Y-90 plus chemotherapy elicited an ORR of 34.0% (95% CI, 28.0%-40.5%) vs 21.1% (95% CI, 16.2%-27.1%) with chemotherapy alone. Among the responders in the investigative arm, 0.9% achieved a complete response, 33.0% had a partial response, 45.6% had stable disease, and 12.6% experienced disease progression.
Regarding safety, any-grade treatment-emergent adverse effects (TEAEs) were reported in 96.8% and 93.7% of those in the investigative and control arms, respectively. Chemotherapy-related toxicities were experienced by 92.0% of those in the Y-90 group vs 91.3% of those in the chemotherapy-alone group. Adverse device events occurred in 55.1% of those who received Y-90.
Moreover, angiographic procedure-related TEAEs were reported in 29.4% of those who received Y-90/chemotherapy vs 1.0% of those who received chemotherapy alone. TEAEs with Common Terminology Criteria for Adverse Events that were grade 3 or higher were reported in 68.4% and 49.3% of those in the investigative and control arms, respectively.
Serious TEAEs were experienced by 37.4% of those in the Y-90 arm vs 20.8% of those in the control arm.
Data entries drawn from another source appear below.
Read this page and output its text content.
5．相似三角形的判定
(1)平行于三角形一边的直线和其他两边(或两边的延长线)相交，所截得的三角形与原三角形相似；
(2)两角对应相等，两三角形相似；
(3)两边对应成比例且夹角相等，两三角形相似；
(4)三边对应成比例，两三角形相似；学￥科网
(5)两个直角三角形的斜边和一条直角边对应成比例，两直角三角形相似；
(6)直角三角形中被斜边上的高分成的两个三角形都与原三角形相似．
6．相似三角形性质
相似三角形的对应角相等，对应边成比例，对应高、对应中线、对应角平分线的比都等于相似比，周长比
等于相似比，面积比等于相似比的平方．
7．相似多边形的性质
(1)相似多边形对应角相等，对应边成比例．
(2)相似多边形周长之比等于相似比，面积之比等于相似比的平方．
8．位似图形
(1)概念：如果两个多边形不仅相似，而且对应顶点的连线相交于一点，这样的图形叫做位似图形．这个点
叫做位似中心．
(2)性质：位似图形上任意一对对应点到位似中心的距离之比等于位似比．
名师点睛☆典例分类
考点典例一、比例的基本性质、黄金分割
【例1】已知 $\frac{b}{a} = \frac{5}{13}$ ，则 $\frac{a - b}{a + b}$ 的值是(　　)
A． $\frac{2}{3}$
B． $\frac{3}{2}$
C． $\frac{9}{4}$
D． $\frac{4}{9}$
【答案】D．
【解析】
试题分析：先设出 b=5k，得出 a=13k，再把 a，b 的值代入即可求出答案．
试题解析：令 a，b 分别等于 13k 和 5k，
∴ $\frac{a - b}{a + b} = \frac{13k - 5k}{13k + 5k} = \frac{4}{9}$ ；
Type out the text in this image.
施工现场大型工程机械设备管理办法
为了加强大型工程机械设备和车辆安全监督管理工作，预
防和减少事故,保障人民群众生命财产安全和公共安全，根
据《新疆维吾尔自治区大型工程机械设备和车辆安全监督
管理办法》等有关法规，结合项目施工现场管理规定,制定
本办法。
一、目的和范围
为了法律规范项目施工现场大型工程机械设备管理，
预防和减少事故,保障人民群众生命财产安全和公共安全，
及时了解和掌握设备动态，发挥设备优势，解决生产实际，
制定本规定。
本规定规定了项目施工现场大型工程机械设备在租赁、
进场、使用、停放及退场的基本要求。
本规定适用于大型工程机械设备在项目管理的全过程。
Serious treatment-emergent adverse device events were reported in 10.7% of those on Y-90.
TEAEs resulted in a fatal outcome in 8 patients who received Y-90/chemotherapy and 4 patients who were given chemotherapy alone. Moreover, 12.8% and 12.1% of those on the investigative and control arms, respectively, experienced TEAEs that required chemotherapy discontinuation.
“This is the first arterial radiotherapy device to demonstrate a statistically significant delay of progression in metastatic colorectal cancer,” Mulcahy concluded.